Food Matters TV'de izlediğim The Abundance Code ve E-motion belgesellerinden notlarımı paylaşıyorum:)

🍀Bilinçaltımızın, travmalarımızın, düşünce yapımızın, kabullerimizin hayatımıza etkisi tahmin ettiğimizden fazla. Mesela yapılan bir deneyde bir gruba radyasyon verildiği söylenmiş ve verilmediği halde grubu üçte biri saçlarını kaybetmiş. 


🍀İşte bu yüzden uzun süre negatif duyguları üzerimizde tutarsak, bu duygularımızdan kurtulamazsak, yavaş yavaş vücudumuzu yıpratmaya, hücrelerimizi yormaya, karaciğerimizi etkilemeye başlıyoruz.

🍀Önemli olan bu duyguları yönetmeyi ve affetmeyi öğrenmek.

🍀Eğer hayatımızda hep aynı olayları çekiyorsak, hep benzer kişiler ile karşılaşıyorsak enerjimizi de değiştirmek için neler yapabileceğimizi öğrenmeliyiz.

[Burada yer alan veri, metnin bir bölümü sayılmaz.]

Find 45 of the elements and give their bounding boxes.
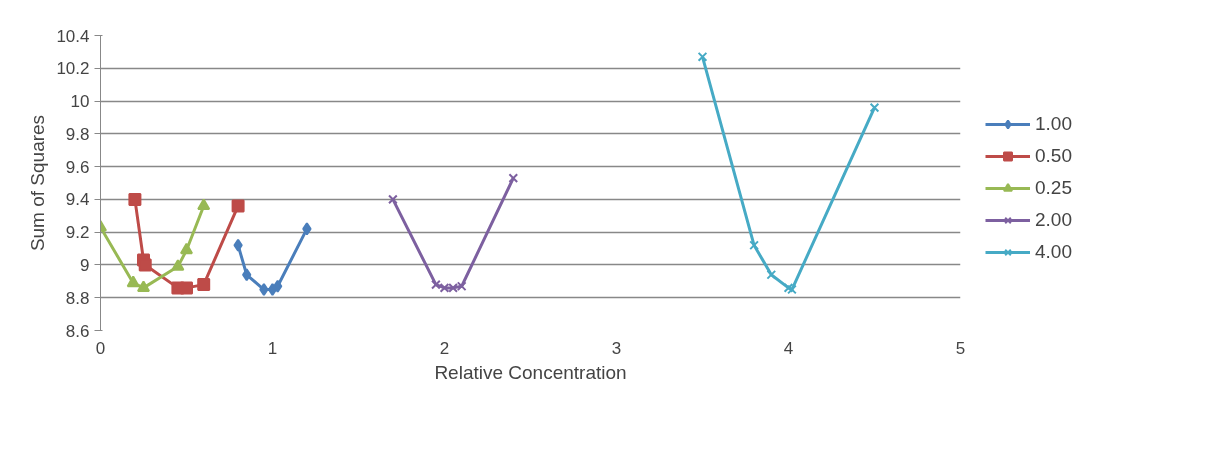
y-tick-label: 10.4 bbox=[56, 26, 90, 46]
y-tick-label: 8.8 bbox=[65, 288, 90, 308]
y-tick-label: 9.2 bbox=[65, 223, 90, 243]
y-tick-label: 9.4 bbox=[65, 190, 90, 210]
point bbox=[197, 198, 211, 211]
x-tick-label: 2 bbox=[439, 338, 450, 358]
y-tick-label: 8.6 bbox=[65, 321, 90, 341]
point bbox=[388, 194, 398, 205]
point bbox=[508, 173, 519, 183]
x-tick-label: 1 bbox=[267, 338, 278, 358]
y-tick-label: 9.6 bbox=[65, 157, 90, 177]
point bbox=[766, 269, 777, 280]
point bbox=[787, 284, 797, 295]
x-tick-label: 3 bbox=[611, 338, 622, 358]
legend-label: 0.50 bbox=[1035, 144, 1072, 167]
point bbox=[138, 258, 152, 272]
point bbox=[128, 192, 142, 206]
y-tick-label: 9 bbox=[80, 255, 90, 275]
legend-label: 4.00 bbox=[1035, 240, 1072, 263]
point bbox=[231, 199, 245, 213]
point bbox=[180, 281, 193, 295]
point bbox=[180, 242, 193, 255]
point bbox=[259, 283, 269, 297]
y-tick-label: 10 bbox=[70, 92, 90, 112]
point bbox=[233, 238, 243, 252]
point bbox=[126, 275, 140, 288]
point bbox=[749, 240, 759, 251]
point bbox=[242, 268, 252, 282]
y-tick-label: 10.2 bbox=[56, 59, 90, 79]
point bbox=[171, 259, 185, 271]
point bbox=[197, 278, 211, 292]
x-axis-title: Relative Concentration bbox=[434, 361, 627, 383]
point bbox=[137, 280, 150, 293]
point bbox=[302, 222, 312, 236]
legend-label: 1.00 bbox=[1035, 112, 1072, 135]
y-axis-title: Sum of Squares bbox=[27, 114, 49, 252]
legend-label: 0.25 bbox=[1035, 176, 1072, 199]
legend-label: 2.00 bbox=[1035, 208, 1072, 231]
x-tick-label: 4 bbox=[783, 338, 794, 358]
x-tick-label: 5 bbox=[955, 338, 966, 358]
point bbox=[272, 279, 283, 293]
point bbox=[869, 102, 880, 113]
point bbox=[697, 51, 708, 62]
x-tick-label: 0 bbox=[95, 338, 106, 358]
y-tick-label: 9.8 bbox=[65, 124, 90, 144]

🍀Epigenetik: Fareler ile bir deney yapılmış. Kiraz çiçekleri olan bir ortamda şoklanmışlar ve ikinci ve üçüncü jenerasyon da hala kiraz çiçekleri olan ortamda olduğunda strese girmiş. Yani anne karnındayken de yaşanan tüm stresleri aslında duyuyoruz, hissediyoruz ve kopyalıyoruz.

🍀Yavaşlamayı, zihni sakinleştirmeyi öğrenmek en önemlisi. Bana ilginç geldi ama portakal ve ananası beraber yemenin de ruh durumuna pozitif anlamda çok etkisi varmış.

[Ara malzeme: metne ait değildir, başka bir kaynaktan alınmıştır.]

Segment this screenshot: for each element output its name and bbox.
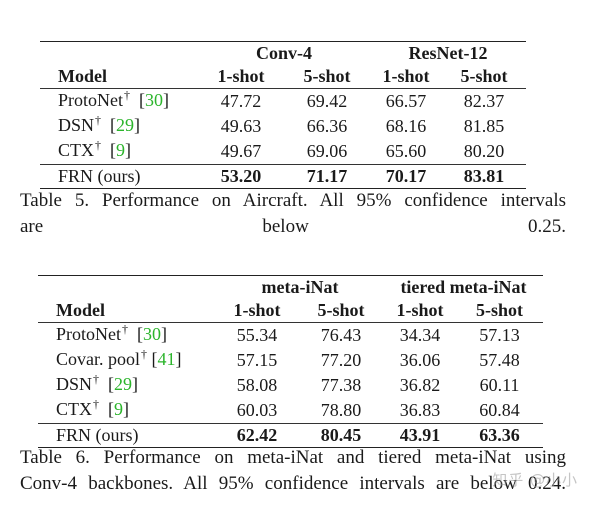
value-cell: 57.48 [479,350,520,370]
value-cell-best: 80.45 [298,423,384,448]
value-cell: 36.06 [399,350,441,370]
value-cell-best: 53.20 [198,164,284,189]
dagger-mark: † [124,88,130,102]
value-cell: 60.84 [479,400,520,420]
table-6-caption: Table 6. Performance on meta-iNat and ti… [20,447,566,468]
dagger-mark: † [95,113,102,127]
header-1shot: 1-shot [382,66,430,86]
value-cell: 69.06 [306,141,348,161]
citation-link[interactable]: 30 [145,90,163,110]
value-cell: 49.63 [220,116,262,136]
model-cell: CTX† [9] [58,138,131,160]
column-header-row: Model 1-shot 5-shot 1-shot 5-shot [38,299,543,323]
value-cell: 76.43 [298,322,384,348]
value-cell-best: 83.81 [442,164,526,189]
value-cell: 57.13 [456,322,543,348]
table-6-caption-line2: Conv-4 backbones. All 95% confidence int… [20,473,566,494]
group-resnet12: ResNet-12 [370,41,526,65]
value-cell: 69.42 [284,88,370,114]
value-cell: 55.34 [216,322,298,348]
header-model: Model [58,66,107,86]
value-cell-best: 43.91 [384,423,456,448]
table-5: Conv-4 ResNet-12 Model 1-shot 5-shot 1-s… [40,41,526,189]
header-5shot: 5-shot [303,66,351,86]
table-5-caption-line2: are below 0.25. [20,216,566,237]
value-cell: 66.36 [306,116,348,136]
header-model: Model [56,300,105,320]
value-cell: 58.08 [236,375,278,395]
value-cell: 60.11 [479,375,520,395]
table-row: Covar. pool† [41] 57.15 77.20 36.06 57.4… [38,347,543,373]
value-cell-best: 70.17 [370,164,442,189]
model-cell: DSN† [29] [56,372,139,394]
table-row: ProtoNet† [30] 47.72 69.42 66.57 82.37 [40,88,526,114]
citation-link[interactable]: 29 [114,374,133,394]
group-tiered-meta-inat: tiered meta-iNat [384,275,543,299]
group-header-row: Conv-4 ResNet-12 [40,41,526,65]
model-cell: ProtoNet† [30] [40,88,198,114]
header-1shot: 1-shot [217,66,265,86]
value-cell: 60.03 [236,400,278,420]
model-cell: DSN† [29] [58,113,141,135]
citation-link[interactable]: 29 [116,115,135,135]
citation-link[interactable]: 9 [114,399,123,419]
value-cell: 47.72 [198,88,284,114]
table-row: DSN† [29] 58.08 77.38 36.82 60.11 [38,372,543,398]
table-row: CTX† [9] 60.03 78.80 36.83 60.84 [38,397,543,424]
citation-link[interactable]: 9 [116,140,125,160]
table-6: meta-iNat tiered meta-iNat Model 1-shot … [38,275,543,448]
model-cell: Covar. pool† [41] [56,347,182,369]
table-row: DSN† [29] 49.63 66.36 68.16 81.85 [40,113,526,139]
citation-link[interactable]: 41 [157,349,176,369]
header-5shot: 5-shot [475,300,523,320]
value-cell: 36.83 [399,400,441,420]
value-cell: 82.37 [442,88,526,114]
value-cell: 66.57 [370,88,442,114]
watermark: 知乎 @小小 [492,471,578,489]
dagger-mark: † [122,322,128,336]
value-cell: 36.82 [399,375,441,395]
dagger-mark: † [141,347,147,361]
column-header-row: Model 1-shot 5-shot 1-shot 5-shot [40,65,526,89]
value-cell: 78.80 [320,400,362,420]
header-5shot: 5-shot [317,300,365,320]
header-5shot: 5-shot [460,66,508,86]
value-cell-best: 63.36 [456,423,543,448]
value-cell: 81.85 [463,116,505,136]
value-cell: 77.20 [320,350,362,370]
table-5-caption: Table 5. Performance on Aircraft. All 95… [20,190,566,211]
header-1shot: 1-shot [233,300,281,320]
value-cell: 65.60 [385,141,427,161]
table-row-ours: FRN (ours) 53.20 71.17 70.17 83.81 [40,164,526,189]
table-row: ProtoNet† [30] 55.34 76.43 34.34 57.13 [38,322,543,348]
value-cell: 49.67 [220,141,262,161]
group-conv4: Conv-4 [198,41,370,65]
citation-link[interactable]: 30 [143,324,161,344]
dagger-mark: † [93,397,99,411]
value-cell-best: 71.17 [284,164,370,189]
model-cell: ProtoNet† [30] [38,322,216,348]
model-cell: FRN (ours) [40,164,198,189]
model-cell: FRN (ours) [38,423,216,448]
value-cell: 57.15 [236,350,278,370]
value-cell: 68.16 [385,116,427,136]
header-1shot: 1-shot [396,300,444,320]
value-cell: 77.38 [320,375,362,395]
value-cell: 34.34 [384,322,456,348]
dagger-mark: † [93,372,100,386]
dagger-mark: † [95,138,101,152]
table-row: CTX† [9] 49.67 69.06 65.60 80.20 [40,138,526,165]
model-cell: CTX† [9] [56,397,129,419]
value-cell-best: 62.42 [216,423,298,448]
group-header-row: meta-iNat tiered meta-iNat [38,275,543,299]
table-row-ours: FRN (ours) 62.42 80.45 43.91 63.36 [38,423,543,448]
group-meta-inat: meta-iNat [216,275,384,299]
value-cell: 80.20 [463,141,505,161]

🍀Eğer sinirliyseniz yeşil gıdalar yiyerek kendinizi sakinleştirebilirsiniz diyor. Çakralar ve renkleri ile bağlantılıymış.Korku böbrekleri, kızgınlık karaciğeri, depresyon akciğer ve bağırsakları, anksiyete kalp ve sinir sistemi, kaygı pankreas ve mideyi etkiliyormuş.

🍀Hayat başımıza gelenler değil onlara nasıl tepki vermeyi tercih ettiğiniz aslında.


🍀The Abundance Code

Bu içerik ise başka bir açıdan bakıyor. Hepimiz çok küçük yaşta hayatta nasıl zorluklar ile karşılaşabileceğimiz konusunda eğitiliyoruz. Paramız olmayabilir, işsiz kalabiliriz, evden atılabiliriz bu yüzden iyi bir eğitim almalıyız çok çalışmalıyız, daha hızlı olmalıyız, diğerlerini geçmeliyiz. Hep ileride bir gün karşılığını alırsın öğretisi ile büyüdük. Toplumun tanımladığı patikadan gitmek zorunda hissettik çünkü kabul edilmek, toplumda var olmak istedik. Evimiz, arabamız, dolu bir banka hesabımız olsun istedik ama acaba gerçekten mutlu muyuz? Kıtlık korkusu ile yönetiliyoruz. Hep daha fazlası olsun kültürü içinde yaşıyoruz.

Aslında daha çok mücadeleyi ve yarışı öğreniyoruz ama ihtiyacımız olan desteklemek, desteklenmek ve birlikte yaşamayı öğrenmek diyor. En azından ben öyle anladım😊

* Görsel sahibini ne yazık ki bilmediğim için paylaşamadım.